30

94 17 13
                                    

Yeorin.

Ya Tuhan, ini dia.

Aku mulai makan dengan cepat, apa dia serius?

Aku harus keluar dari sini sebelum dia menerobos pintu seperti Hulk.

"Jadi..." Yungie tersenyum. "Kenapa kau tidak menjawab teleponku?"

Aku menelan makanan di mulutku dan itu menggaruk tenggorokanku.

Ya Tuhan. Aku memukul dadaku untuk mencoba dan mengeluarkan ayam itu.

"Aku... Kurasa kita lebih baik sebagai teman, bukan?"

"Tidak, kenapa?" Dia menatapku dengan saksama.

"Kurasa kita... kau tidak merasakan hubungan denganku. Aku tahu kau tidak merasakannya, dan aku juga tidak."

"Jika kita memberinya waktu, aku tahu kita akan berhasil."

Dia tidak akan membiarkanku pergi tanpa alasan, dan aku tahu aku harus mengatakannya.

"Sebenarnya, Yungie, aku kembali bersama Jimin."

Dia memutar matanya. "Kupikir begitu."

"Kenapa kau berpikir begitu?"

"Aku melihatnya di Seoul."

Wajahku muram.

"Kau melihatnya di trotoar?"

"Tidak, aku melihatnya di restoran.

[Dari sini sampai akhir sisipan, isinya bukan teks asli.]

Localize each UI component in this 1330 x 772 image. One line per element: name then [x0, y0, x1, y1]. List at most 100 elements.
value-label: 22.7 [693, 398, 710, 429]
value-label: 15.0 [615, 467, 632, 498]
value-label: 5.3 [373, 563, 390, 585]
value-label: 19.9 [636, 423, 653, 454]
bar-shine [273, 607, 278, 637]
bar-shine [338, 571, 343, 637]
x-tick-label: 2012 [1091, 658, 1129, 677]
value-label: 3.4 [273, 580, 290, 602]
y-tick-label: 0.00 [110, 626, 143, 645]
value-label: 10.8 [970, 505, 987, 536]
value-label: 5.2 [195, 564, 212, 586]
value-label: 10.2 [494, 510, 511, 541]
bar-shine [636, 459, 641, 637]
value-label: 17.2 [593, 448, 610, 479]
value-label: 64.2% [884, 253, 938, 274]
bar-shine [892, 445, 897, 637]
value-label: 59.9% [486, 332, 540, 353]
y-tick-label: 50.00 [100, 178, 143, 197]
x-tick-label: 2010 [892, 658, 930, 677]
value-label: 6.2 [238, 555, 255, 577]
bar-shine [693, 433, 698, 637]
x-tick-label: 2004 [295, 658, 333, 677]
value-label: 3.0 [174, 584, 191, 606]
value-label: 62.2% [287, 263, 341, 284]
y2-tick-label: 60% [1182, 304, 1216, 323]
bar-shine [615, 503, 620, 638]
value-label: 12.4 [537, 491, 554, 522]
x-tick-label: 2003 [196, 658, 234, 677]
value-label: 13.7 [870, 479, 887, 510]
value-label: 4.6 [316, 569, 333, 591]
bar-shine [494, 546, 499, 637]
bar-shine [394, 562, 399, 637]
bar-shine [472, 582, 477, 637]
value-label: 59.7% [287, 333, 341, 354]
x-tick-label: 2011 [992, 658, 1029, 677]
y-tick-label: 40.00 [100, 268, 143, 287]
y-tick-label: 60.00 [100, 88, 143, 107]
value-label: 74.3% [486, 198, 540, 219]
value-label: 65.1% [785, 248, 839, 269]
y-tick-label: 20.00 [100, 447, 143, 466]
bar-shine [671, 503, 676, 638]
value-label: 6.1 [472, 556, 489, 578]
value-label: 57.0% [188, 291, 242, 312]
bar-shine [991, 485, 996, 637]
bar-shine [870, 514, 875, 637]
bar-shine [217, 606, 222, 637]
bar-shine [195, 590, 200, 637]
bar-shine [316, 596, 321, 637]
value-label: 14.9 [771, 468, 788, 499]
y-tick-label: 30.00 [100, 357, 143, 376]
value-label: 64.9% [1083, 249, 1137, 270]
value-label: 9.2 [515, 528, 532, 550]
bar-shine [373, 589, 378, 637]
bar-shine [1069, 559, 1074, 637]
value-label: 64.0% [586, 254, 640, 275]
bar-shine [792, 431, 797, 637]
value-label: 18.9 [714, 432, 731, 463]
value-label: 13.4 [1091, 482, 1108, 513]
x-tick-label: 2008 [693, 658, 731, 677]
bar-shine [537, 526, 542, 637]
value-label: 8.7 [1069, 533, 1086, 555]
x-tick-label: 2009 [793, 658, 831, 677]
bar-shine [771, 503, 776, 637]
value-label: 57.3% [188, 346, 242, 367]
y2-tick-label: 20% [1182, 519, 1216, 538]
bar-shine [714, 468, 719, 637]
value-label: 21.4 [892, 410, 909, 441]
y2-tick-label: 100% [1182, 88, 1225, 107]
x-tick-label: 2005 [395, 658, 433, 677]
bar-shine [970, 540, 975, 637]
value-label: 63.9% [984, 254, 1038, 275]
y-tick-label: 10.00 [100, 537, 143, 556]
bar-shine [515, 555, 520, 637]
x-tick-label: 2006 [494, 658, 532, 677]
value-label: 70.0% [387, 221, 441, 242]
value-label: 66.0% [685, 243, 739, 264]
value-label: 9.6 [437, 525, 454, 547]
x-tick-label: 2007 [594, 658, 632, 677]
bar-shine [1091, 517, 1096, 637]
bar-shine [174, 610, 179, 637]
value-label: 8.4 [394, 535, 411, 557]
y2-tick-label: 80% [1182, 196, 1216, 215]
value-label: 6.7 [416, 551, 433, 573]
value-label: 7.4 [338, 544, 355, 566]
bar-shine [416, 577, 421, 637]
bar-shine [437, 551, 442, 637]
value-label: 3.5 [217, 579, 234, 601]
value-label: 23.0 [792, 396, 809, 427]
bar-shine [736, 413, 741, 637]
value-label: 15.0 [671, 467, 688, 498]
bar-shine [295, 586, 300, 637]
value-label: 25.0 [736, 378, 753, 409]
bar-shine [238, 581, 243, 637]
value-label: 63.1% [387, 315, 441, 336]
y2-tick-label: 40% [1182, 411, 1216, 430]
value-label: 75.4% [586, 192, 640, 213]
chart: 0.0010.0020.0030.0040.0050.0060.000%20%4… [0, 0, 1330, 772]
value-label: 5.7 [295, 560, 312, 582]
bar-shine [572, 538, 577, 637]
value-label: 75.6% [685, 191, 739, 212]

Dia duduk di bar sepanjang kencan kita."

Mulutku ternganga saat membayangkan Jimin yang malang melihatku tertawa, cekikikan, dan menggoda Yungie sepanjang malam.

“Ya Tuhan.” Aku mengusap wajahku dengan tanganku. “Maafkan aku, Yungie. Aku tidak tahu dia ada di sana, dan aku pasti tidak ingin membuatmu tidak nyaman.”

“Aku tahu.” Dia tersenyum saat matanya menatap mataku.

Aku meletakkan kepalaku di antara kedua tanganku.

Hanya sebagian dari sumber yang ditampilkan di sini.